On Being a Luddite — Another fantastic piece from David Newhoff. “What we preserve of the past implies the question of what we protect from the future. There is nothing inherently anti-progress about this question unless progress must exclusively mean to leap without looking.”

CBS Seeks to Unwind Retrans Agreement with Dish Network — Each of the four major US broadcast networks is currently involved in litigation with Dish Network over its Autohop and Primetime Anytime services. In the latest development, as reported by The Hollywood Reporter, CBS has amended its counterclaims after learning that Dish allegedly failed to disclose details of these services when the two companies were negotiating a new retransmission agreement in 2011.

In the Last Year… — Creative America reviews some of the positive developments in copyright law during 2012.
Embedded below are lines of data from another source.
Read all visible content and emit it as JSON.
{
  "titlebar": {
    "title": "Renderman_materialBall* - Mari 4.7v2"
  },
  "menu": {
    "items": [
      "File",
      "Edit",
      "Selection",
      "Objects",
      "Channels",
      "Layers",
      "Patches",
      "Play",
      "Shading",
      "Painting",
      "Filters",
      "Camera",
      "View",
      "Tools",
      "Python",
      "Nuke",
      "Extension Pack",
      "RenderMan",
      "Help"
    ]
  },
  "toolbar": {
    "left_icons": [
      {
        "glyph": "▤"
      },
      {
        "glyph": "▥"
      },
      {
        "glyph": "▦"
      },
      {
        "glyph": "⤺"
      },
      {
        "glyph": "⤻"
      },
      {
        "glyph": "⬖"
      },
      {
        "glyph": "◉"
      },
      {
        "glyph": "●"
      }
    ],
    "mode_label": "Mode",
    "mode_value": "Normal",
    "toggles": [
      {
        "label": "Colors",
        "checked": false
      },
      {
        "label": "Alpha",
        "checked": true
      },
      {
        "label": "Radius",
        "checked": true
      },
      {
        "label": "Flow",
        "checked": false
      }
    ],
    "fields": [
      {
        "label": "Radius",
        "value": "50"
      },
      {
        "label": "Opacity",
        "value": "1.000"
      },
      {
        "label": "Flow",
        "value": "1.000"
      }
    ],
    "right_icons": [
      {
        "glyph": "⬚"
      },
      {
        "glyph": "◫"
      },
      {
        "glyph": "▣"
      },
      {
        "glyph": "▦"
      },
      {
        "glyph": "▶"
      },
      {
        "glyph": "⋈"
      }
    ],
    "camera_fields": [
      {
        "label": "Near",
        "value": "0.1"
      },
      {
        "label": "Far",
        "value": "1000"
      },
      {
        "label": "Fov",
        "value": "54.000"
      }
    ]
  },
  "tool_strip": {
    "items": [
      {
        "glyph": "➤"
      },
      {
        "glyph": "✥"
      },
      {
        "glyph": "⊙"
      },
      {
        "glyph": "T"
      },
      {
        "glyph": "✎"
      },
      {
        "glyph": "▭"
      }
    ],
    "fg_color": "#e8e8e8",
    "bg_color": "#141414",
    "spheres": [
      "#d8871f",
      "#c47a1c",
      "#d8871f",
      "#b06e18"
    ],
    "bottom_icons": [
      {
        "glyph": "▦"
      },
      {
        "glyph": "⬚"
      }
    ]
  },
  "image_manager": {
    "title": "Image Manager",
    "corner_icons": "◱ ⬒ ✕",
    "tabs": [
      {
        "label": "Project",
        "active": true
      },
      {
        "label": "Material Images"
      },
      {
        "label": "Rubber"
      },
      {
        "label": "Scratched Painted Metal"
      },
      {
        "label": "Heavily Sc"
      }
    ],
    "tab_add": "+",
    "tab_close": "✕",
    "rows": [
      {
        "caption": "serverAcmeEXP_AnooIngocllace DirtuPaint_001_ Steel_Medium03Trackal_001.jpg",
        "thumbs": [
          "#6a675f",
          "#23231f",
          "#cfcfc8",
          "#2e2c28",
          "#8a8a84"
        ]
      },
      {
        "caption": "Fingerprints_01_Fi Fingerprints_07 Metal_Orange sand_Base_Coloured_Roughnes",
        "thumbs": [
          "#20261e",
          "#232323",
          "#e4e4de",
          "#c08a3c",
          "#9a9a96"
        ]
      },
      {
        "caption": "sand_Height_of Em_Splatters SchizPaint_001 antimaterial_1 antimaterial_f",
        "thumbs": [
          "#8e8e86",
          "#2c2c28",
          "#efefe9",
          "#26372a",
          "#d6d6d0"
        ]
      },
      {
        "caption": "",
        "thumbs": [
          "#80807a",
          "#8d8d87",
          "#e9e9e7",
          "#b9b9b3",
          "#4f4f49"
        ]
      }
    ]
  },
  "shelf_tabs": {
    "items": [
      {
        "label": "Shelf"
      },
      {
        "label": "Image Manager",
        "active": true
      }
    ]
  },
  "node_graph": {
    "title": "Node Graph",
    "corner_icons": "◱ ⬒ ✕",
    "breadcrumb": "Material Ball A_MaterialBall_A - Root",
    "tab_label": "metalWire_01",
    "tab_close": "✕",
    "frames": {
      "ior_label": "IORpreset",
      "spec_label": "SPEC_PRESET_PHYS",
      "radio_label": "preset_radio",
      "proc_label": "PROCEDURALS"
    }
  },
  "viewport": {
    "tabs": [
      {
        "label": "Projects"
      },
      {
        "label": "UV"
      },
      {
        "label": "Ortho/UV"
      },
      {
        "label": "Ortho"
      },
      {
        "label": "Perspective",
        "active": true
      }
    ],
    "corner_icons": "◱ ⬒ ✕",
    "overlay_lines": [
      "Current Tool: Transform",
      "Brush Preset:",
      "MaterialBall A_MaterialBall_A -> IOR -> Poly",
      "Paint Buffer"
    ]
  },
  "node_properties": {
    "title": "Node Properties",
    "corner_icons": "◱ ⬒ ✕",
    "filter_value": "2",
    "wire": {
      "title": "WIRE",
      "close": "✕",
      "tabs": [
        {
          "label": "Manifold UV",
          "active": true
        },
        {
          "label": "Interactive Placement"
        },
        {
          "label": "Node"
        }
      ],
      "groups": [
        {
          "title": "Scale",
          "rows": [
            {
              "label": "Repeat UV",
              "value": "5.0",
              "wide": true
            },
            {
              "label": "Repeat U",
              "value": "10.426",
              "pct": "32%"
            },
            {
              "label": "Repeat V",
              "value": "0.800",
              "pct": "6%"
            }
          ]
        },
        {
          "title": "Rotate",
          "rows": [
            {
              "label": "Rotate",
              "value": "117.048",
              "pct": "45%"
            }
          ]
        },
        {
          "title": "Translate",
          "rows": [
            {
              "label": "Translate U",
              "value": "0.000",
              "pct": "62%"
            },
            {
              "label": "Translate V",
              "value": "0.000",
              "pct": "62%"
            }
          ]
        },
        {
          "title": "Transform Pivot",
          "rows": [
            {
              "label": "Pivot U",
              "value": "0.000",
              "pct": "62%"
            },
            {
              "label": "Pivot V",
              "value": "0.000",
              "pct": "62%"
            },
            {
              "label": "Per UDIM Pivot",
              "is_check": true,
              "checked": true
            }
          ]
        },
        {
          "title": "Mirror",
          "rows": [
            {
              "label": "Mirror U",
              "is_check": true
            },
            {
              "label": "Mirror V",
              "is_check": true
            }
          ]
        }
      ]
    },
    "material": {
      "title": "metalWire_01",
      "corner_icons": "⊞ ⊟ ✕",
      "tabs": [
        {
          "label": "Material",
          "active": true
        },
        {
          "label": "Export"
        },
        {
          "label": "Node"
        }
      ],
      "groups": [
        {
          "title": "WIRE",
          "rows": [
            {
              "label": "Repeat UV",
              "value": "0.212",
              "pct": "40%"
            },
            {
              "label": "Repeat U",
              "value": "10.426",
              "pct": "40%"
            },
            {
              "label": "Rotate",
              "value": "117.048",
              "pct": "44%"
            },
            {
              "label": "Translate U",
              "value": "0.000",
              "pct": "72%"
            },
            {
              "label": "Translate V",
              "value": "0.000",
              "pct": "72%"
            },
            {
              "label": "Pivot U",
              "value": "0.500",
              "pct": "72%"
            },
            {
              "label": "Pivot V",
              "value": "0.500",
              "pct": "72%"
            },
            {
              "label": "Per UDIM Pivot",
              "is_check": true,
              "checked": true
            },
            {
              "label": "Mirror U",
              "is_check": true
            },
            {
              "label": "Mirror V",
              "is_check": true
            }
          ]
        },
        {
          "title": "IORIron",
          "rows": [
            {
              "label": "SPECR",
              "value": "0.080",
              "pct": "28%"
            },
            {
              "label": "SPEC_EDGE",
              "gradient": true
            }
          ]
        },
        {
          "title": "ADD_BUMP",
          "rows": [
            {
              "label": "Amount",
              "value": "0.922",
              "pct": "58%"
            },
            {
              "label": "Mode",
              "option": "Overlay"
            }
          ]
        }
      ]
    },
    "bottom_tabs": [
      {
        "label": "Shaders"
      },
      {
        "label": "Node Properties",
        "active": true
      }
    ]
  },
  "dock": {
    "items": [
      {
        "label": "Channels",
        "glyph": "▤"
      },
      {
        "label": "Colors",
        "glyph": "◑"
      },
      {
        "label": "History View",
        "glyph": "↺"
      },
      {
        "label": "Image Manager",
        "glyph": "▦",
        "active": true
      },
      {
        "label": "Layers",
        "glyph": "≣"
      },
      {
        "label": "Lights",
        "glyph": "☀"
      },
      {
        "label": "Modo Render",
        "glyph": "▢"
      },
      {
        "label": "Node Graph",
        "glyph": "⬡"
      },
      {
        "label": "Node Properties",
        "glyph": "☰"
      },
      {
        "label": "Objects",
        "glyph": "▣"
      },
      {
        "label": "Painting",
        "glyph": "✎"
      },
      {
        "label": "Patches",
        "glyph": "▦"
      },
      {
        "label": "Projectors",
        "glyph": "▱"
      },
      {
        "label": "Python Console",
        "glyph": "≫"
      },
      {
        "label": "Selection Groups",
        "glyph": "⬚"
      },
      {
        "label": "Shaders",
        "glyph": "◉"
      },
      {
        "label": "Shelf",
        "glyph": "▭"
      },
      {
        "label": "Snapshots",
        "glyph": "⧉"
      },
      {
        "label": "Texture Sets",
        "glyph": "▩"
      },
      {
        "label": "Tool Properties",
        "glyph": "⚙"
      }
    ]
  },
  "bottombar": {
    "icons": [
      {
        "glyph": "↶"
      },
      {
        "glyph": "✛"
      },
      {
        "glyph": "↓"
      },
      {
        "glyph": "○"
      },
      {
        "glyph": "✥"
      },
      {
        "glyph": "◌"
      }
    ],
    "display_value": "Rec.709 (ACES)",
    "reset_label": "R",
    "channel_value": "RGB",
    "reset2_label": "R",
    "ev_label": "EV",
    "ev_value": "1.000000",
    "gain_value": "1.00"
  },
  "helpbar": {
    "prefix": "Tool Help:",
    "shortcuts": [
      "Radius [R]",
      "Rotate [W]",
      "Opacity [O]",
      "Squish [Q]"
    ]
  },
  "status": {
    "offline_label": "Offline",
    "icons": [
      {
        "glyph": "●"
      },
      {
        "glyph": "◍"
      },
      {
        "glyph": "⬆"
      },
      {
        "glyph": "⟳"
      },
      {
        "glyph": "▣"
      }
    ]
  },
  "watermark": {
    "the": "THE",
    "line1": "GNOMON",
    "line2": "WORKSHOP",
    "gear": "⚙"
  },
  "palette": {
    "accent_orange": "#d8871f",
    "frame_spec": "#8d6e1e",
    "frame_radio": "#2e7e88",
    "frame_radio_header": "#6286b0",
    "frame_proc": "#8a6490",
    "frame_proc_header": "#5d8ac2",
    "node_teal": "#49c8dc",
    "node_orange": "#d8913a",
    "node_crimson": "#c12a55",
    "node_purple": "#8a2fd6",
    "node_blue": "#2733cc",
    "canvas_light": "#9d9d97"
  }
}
A middleman in the great internet copyright debate — The Irish Time sits down with Rob Levine, author of the 2011 book Free Ride: How Digital Parasites are Destroying the Culture Business and How the Culture Business can Fight Back, to talk about issues raised in his book and developments in the copyright world since it was published. Levine is speaking in Ireland this week.

Did Glee Steal from Jonathan Coulton? — Alison Keeley of IP Brief provides an excellent roundup of the news and legal issues revolving around this week’s kerfuffle that resulted when musician and internet star Coulton thought a version of Sir Mix-A-Lot’s “Baby Got Back” featured on an upcoming episode of Glee sounded a lot like a version he had released online several years ago.

Commodities, Monopolies, Remixes and Rights – A Symphony — The Cynical Musician picks up on an my earlier post Three Reasons Copyright is Not a Monopoly and embarks on a lengthy but thought-provoking romp that thoroughly puts to rest notions that copyright is synonymous with monopoly.

Finally, this week, Kim Dotcom unveiled Mega, his latest venture, and surprisingly, the strongest criticisms have come not from the copyright community, but from the tech and security community, who have said of the service: “Megabad“, “Surprisingly bad“, “Quite frankly it felt like I had coded this in 2011 while drunk”, “don’t trust it“, “casts serious doubts over their entire operation and the competence of those behind it“, “poorly implemented by people clearly unfamiliar with basic cryptography.”